As of July 1, Maryland's utilities will be required to offer what is called "standard offer service," a default service of sorts, to anyone who does not choose an alternate supplier. A settlement between the state, the utilities and other parties, which worked out that system, also put in place a framework in which utilities will seek bids at auction from wholesale electricity suppliers to secure enough electricity to meet their obligations to consumers.

The bidding, overseen by the Maryland Public Service Commission, will start the week of Feb. 9 and go through March. At the end of the auction, new rates for consumers will be set by May 1 but won't take effect until July 1.

That will give customers two months to consider offers from other suppliers, if they are unhappy with the new rates, said Gregory Carmean, the commission's executive director. Though deregulation hasn't worked to the benefit of residential consumers yet, it is hoped that more energy suppliers will enter the market once the price caps are lifted, ushering in more competition and eventually lower prices for consumers, Carmean said.


"We're hoping this will be the big year, and we're hoping that suppliers will come in with different kinds of pricing plans," Carmean said. "This is their opportunity to show what they can do."

Though rate caps expire July 1, consumers face no deadlines.
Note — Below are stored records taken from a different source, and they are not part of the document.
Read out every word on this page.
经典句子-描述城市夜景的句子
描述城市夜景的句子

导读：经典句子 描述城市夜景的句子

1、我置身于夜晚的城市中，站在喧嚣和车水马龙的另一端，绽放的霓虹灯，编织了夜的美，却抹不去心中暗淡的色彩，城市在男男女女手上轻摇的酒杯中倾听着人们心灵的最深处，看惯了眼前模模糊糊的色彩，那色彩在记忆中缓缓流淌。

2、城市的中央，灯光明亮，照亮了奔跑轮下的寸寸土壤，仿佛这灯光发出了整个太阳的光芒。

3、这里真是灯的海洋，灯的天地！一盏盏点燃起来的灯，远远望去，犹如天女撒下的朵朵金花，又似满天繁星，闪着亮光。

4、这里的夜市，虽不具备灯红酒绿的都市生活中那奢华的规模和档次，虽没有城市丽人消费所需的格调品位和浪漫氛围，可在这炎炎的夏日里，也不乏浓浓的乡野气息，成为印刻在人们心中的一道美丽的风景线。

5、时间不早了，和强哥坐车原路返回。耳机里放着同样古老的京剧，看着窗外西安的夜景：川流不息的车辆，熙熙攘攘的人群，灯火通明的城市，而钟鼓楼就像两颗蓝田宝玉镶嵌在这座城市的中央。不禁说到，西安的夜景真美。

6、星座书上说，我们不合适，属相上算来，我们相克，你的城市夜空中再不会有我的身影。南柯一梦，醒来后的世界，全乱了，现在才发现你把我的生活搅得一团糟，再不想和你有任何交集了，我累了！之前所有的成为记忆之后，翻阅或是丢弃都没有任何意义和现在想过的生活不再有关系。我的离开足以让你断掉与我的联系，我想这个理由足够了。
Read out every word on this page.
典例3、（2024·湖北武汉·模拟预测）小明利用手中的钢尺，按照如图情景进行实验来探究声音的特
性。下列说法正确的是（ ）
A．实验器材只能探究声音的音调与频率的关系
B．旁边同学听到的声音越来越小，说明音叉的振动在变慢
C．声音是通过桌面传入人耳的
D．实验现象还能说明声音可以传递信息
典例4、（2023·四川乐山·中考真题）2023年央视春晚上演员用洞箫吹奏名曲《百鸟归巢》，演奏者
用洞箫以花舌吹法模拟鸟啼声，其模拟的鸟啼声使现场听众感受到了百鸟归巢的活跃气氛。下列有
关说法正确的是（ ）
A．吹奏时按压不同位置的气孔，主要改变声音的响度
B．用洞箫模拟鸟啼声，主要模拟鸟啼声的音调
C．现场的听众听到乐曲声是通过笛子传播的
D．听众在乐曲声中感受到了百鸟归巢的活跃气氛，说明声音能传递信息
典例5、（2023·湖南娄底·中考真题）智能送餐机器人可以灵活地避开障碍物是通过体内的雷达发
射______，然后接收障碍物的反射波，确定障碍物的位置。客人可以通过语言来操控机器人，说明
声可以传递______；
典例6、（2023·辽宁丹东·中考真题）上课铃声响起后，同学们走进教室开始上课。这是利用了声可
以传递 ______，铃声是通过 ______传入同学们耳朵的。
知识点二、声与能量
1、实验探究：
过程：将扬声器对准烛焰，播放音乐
They can choose at any time to either stay with their utility or switch, said People's Counsel Patricia A. Smith, whose office represents residential utility customers.

"I'm hoping it will attract competition and will lower the cost for consumers," Smith said of deregulation. "But as an advocate for consumers, I have to worry that it won't."



Maryland passes electric deregulation law.



Rate caps imposed to protect against price spikes during the transition from a regulated system.


Deregulation becomes reality for residents as first of the rate caps expire for customers of Potomac Electric Power Co. and Conectiv Power Delivery.